Patrick Wendell on Spark’s roadmap, Spark R API, and deep learning on the horizon
The O'Reilly Radar Podcast: A special holiday cross-over of the O'Reilly Data Show Podcast.
Here are some highlights from their chat:
We were really trying to solve research problems, so we were trying to work with the early users of Spark, getting feedback on what issues it had and what types of problems they were trying to solve with Spark, and then use that to influence the roadmap. It was definitely a more informal process, but from the very beginning, we were expressly user driven in the way we thought about building Spark, which is quite different than a lot of other open source projects. … From the beginning, we were focused on empowering other people and building platforms for other developers.
One of the early users was Conviva, a company that does analytics for real-time video distribution. They were a very early user of Spark, they continue to use it today, and a lot of their feedback was incorporated into our roadmap, especially around the types of APIs they wanted to have that would make data processing really simple for them, and of course, performance was a big issue for them very early on because in the business of optimizing real-time video streams, you want to be able to react really quickly when conditions change. … Early on, things like latency and performance were pretty important.
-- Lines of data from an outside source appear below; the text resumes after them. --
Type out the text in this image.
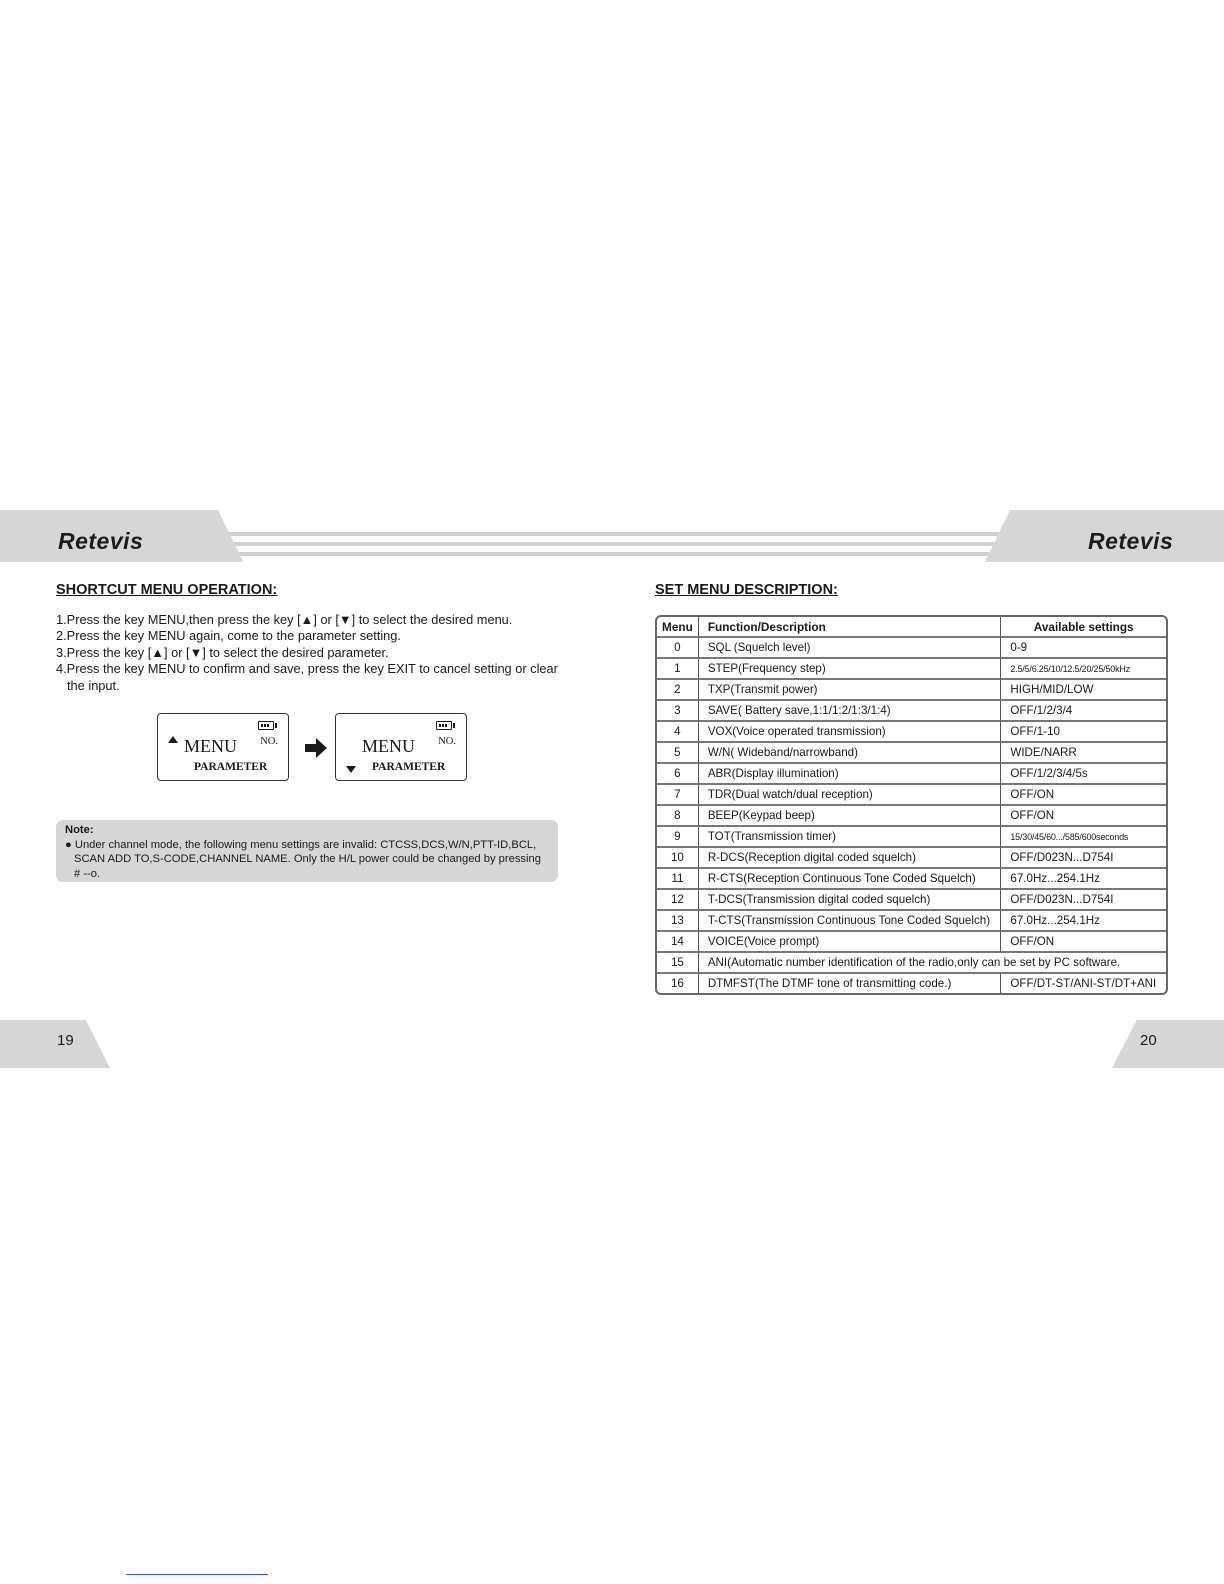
Retevis	Retevis
SHORTCUT MENU OPERATION:
1.Press the key MENU,then press the key [▲] or [▼] to select the desired menu.
2.Press the key MENU again, come to the parameter setting.
3.Press the key [▲] or [▼] to select the desired parameter.
4.Press the key MENU to confirm and save, press the key EXIT to cancel setting or clear the input.
MENU NO.
PARAMETER
MENU NO.
PARAMETER
Note:
● Under channel mode, the following menu settings are invalid: CTCSS,DCS,W/N,PTT-ID,BCL, SCAN ADD TO,S-CODE,CHANNEL NAME. Only the H/L power could be changed by pressing # --o.
SET MENU DESCRIPTION:
Menu	Function/Description	Available settings
0	SQL (Squelch level)	0-9
1	STEP(Frequency step)	2.5/5/6.25/10/12.5/20/25/50kHz
2	TXP(Transmit power)	HIGH/MID/LOW
3	SAVE( Battery save,1:1/1:2/1:3/1:4)	OFF/1/2/3/4
4	VOX(Voice operated transmission)	OFF/1-10
5	W/N( Wideband/narrowband)	WIDE/NARR
6	ABR(Display illumination)	OFF/1/2/3/4/5s
7	TDR(Dual watch/dual reception)	OFF/ON
8	BEEP(Keypad beep)	OFF/ON
9	TOT(Transmission timer)	15/30/45/60.../585/600seconds
10	R-DCS(Reception digital coded squelch)	OFF/D023N...D754I
11	R-CTS(Reception Continuous Tone Coded Squelch)	67.0Hz...254.1Hz
12	T-DCS(Transmission digital coded squelch)	OFF/D023N...D754I
13	T-CTS(Transmission Continuous Tone Coded Squelch)	67.0Hz...254.1Hz
14	VOICE(Voice prompt)	OFF/ON
15	ANI(Automatic number identification of the radio,only can be set by PC software.	
16	DTMFST(The DTMF tone of transmitting code.)	OFF/DT-ST/ANI-ST/DT+ANI
19	20
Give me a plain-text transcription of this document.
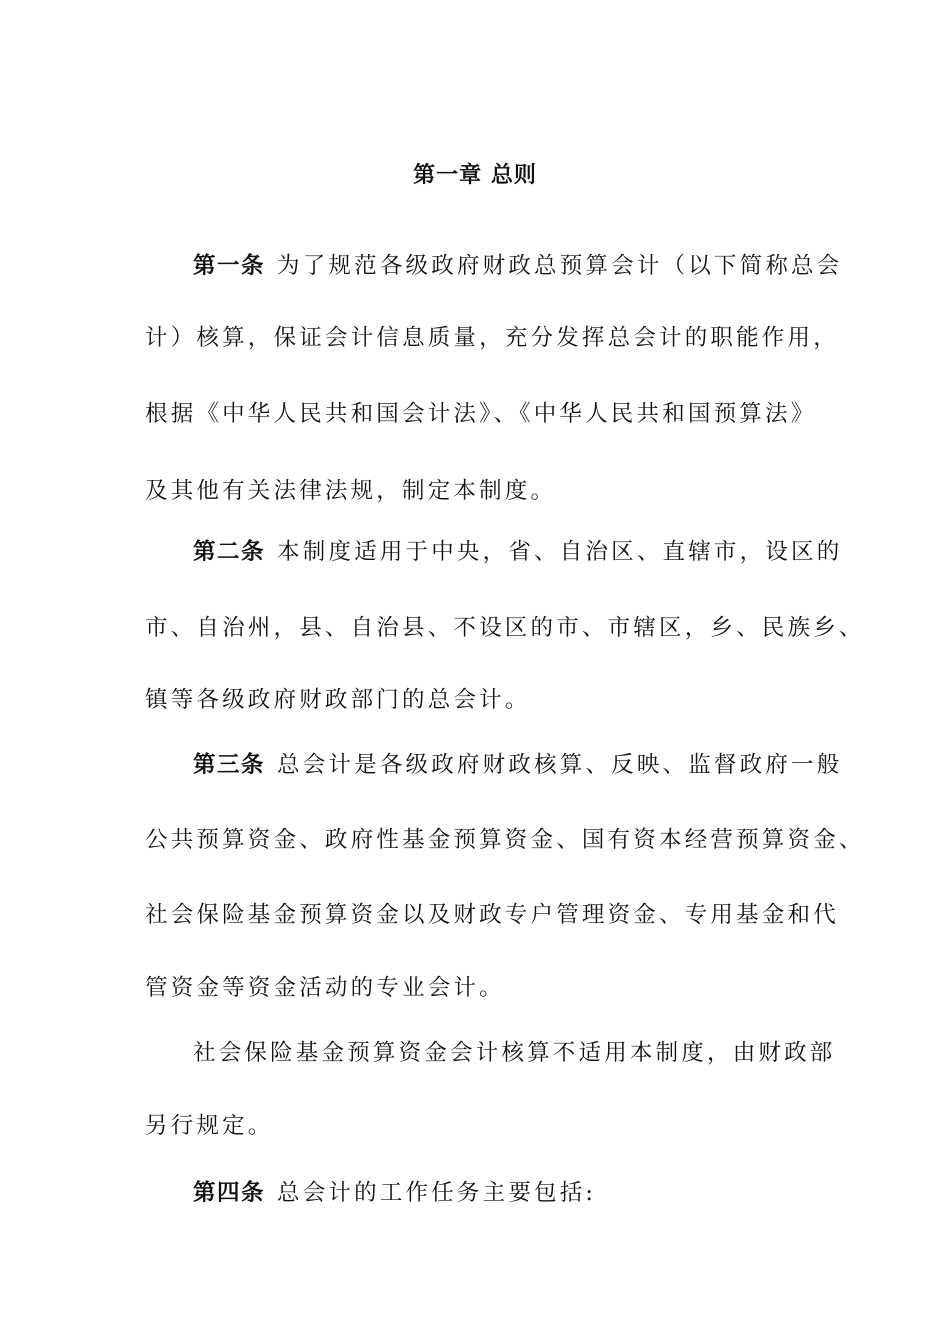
第一章 总则
第一条 为了规范各级政府财政总预算会计（以下简称总会
计）核算，保证会计信息质量，充分发挥总会计的职能作用，
根据《中华人民共和国会计法》、《中华人民共和国预算法》
及其他有关法律法规，制定本制度。
第二条 本制度适用于中央，省、自治区、直辖市，设区的
市、自治州，县、自治县、不设区的市、市辖区，乡、民族乡、
镇等各级政府财政部门的总会计。
第三条 总会计是各级政府财政核算、反映、监督政府一般
公共预算资金、政府性基金预算资金、国有资本经营预算资金、
社会保险基金预算资金以及财政专户管理资金、专用基金和代
管资金等资金活动的专业会计。
社会保险基金预算资金会计核算不适用本制度，由财政部
另行规定。
第四条 总会计的工作任务主要包括:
In general in Spark, we are trying to make every release of Spark accessible to more users, and that means getting people super easy-to-use APIs—APIs in familiar languages like Python and APIs that are codable without a lot of effort. I remember when we started Spark, we were super excited because you can write a k-means cluster in like 10 lines of code; to do the same thing in Hadoop, you have to write 300 lines.
The next major API for Spark is this API called Spark R that was merged into master branch [early in 2015], and it’s going to be present in the 1.4 release of Spark. This is what we saw as a very important part of embracing the data science community. R is already very popular and actually growing rather quickly in terms of popularity for statistical processing, and we wanted to give people a really nice first-class way of using R with Spark.
We have an exploration into [deep learning] going on, actually, by Reza Zadeh, who’s a Stanford professor who’s been working on Spark for a long time and works at Databricks as well, as a consultant. He’s starting to look into it; I think the initial deliverable was just some support for standard neural nets, but deep learning is definitely on the horizon. That may be more of the Spark 1.6 time frame, but we are definitely deciding which subsets of functionality we can support nicely inside of Spark, and we’ve heard a very clear user demand for that.